One hour a day of such exercises, divided into periods of from ten to fifteen minutes each, combined with mental work and concentration of thought during that hour, will bring sure and satisfactory results, if the breath is deep and controlled. Breath-control goes hand-in-hand with the acquisition of vocal pace and agility, but breath-control can also be practiced apart. I would advise any singer to begin the day by going through a series of from five to ten exercises in deep breathing before getting up in the morning. Repeat the same exercises on retiring at night, and the results will be very beneficial.
The scales, simple and chromatic, as well as the trill, should be practiced very slowly at first. The trill should be practiced in three different tempi to make it even and distinct.

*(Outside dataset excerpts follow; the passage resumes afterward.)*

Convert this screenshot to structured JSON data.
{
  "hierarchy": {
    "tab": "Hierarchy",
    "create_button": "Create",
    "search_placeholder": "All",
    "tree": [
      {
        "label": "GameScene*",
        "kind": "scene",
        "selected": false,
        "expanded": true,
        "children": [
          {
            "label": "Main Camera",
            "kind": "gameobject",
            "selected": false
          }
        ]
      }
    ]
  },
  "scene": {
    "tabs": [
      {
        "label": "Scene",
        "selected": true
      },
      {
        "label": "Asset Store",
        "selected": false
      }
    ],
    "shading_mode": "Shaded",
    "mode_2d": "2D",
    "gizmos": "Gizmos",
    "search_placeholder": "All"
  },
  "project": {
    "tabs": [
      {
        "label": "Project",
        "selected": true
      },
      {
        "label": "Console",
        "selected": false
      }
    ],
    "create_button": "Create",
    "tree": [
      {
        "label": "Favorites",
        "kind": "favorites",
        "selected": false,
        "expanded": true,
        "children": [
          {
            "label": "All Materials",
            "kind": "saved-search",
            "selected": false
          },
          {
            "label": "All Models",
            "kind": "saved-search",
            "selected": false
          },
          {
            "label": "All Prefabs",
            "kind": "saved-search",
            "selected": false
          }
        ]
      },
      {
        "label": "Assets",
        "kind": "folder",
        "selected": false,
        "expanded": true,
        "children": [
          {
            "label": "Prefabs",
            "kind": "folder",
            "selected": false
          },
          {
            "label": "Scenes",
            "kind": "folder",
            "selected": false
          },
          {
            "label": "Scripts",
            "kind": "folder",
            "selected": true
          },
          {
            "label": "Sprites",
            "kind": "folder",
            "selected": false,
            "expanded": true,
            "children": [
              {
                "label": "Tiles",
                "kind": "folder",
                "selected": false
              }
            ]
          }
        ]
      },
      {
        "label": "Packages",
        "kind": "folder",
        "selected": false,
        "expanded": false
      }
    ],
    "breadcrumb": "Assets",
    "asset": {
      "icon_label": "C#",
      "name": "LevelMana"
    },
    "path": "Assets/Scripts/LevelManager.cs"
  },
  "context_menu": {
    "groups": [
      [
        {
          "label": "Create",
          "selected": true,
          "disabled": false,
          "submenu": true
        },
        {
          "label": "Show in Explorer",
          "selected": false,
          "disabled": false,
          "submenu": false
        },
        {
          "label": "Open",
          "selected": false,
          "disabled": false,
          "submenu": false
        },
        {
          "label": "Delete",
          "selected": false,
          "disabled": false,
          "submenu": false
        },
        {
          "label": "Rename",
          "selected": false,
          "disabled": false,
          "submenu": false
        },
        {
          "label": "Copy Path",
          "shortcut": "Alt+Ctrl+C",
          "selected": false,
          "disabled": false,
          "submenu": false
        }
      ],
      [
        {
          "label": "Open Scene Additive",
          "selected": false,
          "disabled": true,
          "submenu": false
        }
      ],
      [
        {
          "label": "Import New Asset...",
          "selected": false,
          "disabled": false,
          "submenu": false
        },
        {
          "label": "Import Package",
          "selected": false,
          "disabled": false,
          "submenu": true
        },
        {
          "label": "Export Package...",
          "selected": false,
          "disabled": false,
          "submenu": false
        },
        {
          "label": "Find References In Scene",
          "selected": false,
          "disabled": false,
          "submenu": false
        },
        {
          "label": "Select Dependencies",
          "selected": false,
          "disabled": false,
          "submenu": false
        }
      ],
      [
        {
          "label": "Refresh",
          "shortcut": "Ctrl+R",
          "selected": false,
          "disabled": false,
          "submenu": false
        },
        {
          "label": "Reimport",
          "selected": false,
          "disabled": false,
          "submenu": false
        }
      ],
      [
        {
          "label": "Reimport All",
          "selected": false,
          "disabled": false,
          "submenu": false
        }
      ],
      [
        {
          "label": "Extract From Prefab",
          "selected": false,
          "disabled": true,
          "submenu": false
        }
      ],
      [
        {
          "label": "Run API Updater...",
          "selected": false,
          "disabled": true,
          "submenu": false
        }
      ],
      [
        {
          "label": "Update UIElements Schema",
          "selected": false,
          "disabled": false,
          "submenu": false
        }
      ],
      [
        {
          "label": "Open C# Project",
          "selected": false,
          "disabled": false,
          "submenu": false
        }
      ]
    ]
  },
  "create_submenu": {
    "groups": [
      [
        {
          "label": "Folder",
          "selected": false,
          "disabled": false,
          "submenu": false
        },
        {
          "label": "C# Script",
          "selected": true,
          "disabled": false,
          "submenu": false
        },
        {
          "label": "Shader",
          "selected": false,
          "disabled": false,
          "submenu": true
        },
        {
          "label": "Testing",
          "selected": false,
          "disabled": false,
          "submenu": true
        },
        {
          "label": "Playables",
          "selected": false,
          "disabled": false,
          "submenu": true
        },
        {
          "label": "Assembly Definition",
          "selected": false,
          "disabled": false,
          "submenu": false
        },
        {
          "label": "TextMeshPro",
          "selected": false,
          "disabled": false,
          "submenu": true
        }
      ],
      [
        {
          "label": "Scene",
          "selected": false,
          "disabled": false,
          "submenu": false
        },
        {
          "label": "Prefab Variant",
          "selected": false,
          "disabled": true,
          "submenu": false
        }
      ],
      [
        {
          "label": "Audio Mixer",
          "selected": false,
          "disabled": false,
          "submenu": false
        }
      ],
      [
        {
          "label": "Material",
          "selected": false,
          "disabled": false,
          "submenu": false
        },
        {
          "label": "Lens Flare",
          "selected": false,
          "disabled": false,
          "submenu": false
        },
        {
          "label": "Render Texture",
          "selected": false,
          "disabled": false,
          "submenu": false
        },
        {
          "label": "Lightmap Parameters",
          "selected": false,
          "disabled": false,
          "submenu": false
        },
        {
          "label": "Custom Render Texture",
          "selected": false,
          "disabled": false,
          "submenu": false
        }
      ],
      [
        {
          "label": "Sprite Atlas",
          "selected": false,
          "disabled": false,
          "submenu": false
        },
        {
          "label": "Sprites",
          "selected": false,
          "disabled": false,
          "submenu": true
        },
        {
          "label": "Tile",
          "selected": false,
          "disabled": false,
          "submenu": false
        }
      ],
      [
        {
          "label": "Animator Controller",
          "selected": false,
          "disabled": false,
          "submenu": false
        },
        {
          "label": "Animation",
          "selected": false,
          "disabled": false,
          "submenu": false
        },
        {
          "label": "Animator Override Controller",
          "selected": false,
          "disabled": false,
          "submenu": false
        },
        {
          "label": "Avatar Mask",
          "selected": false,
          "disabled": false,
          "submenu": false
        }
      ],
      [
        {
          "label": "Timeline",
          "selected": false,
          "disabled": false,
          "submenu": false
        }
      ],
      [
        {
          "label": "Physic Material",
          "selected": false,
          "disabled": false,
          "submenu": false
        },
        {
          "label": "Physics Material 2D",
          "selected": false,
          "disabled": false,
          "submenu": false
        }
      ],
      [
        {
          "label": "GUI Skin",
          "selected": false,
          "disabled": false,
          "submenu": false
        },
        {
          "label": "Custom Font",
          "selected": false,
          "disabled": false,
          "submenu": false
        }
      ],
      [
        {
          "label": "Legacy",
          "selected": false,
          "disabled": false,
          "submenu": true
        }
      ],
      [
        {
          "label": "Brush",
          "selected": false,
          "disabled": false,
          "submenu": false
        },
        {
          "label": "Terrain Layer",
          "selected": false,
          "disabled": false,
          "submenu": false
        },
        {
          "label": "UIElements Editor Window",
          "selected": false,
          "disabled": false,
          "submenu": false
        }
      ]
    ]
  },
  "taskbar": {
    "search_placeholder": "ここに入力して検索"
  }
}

The day when a pupil was willing to study eight years before singing a song is over, but at least two years are necessary to acquire agility and technical control for coloratura singing. The third year should be devoted to acquiring the repertoire.
It is difficult for us to realize that the old dramatic coloratura soprano sang the airs of Mozart’s Seraglio, Rossini’s Semiramide and even Weber’s Euryanthe with full voice, and only moderately fast. Also that contraltos, baritones and tenors were trained for coloratura singing. Rubini, the “golden voiced tenor,” born in 1795, became famous for his trill.
Such arias as those of Handel’s and Mozart’s operas are admirable for the student of coloratura style, and they should be studied mentally before a sound comes from the throat of the singer. In this way the florid music will take on the emotional color so precious in its interpretation.
After the singer has mastered these arias, those of Rossini, Bellini, Donizetti, etc., will come comparatively easy, and the technical difficulties offered by Una voce poco fa, Ah, non giunge, Perche non ha, or even Meyerbeer’s Mad Scene from the Camp of Silesia written, as it was, to test the superlative skill of Jenny Lind, will be reduced to the class of “vocalizzi,” but to which this method of mental, preliminary study will give unusual dramatic value.
The student should bear in mind that the mere overcoming of technical difficulties is not sufficient. When a singer is announced as a coloratura-soprano the public has a right to demand that her singing shall be “colored” as the name implies, and colored by the emotional meaning of the words of the aria or song. Even a trill can be made to express many different feelings. My observations of bird song, in California this summer, have proved to me how varied it can be even when considered from the technical standpoint. Fluent execution and flawless technique are indispensable to a coloratura soprano, but these are only means to an end, the end being artistic interpretation in coloratura style.
Richard Wagner, whose music is commonly supposed to demand just the opposite of agility, was a strong advocate of the mastery of coloratura, and he strongly advised the singers to perfect themselves in this style. The Brünhilde who attempts the “Hojotoho,” or the Forest Bird who tries to sing the measures allotted her in Siegfried, without a preliminary training in bel canto, of which agility is an essential part, will feel its lack, for bel canto is the foundation of the singing of to-day as well as of all times.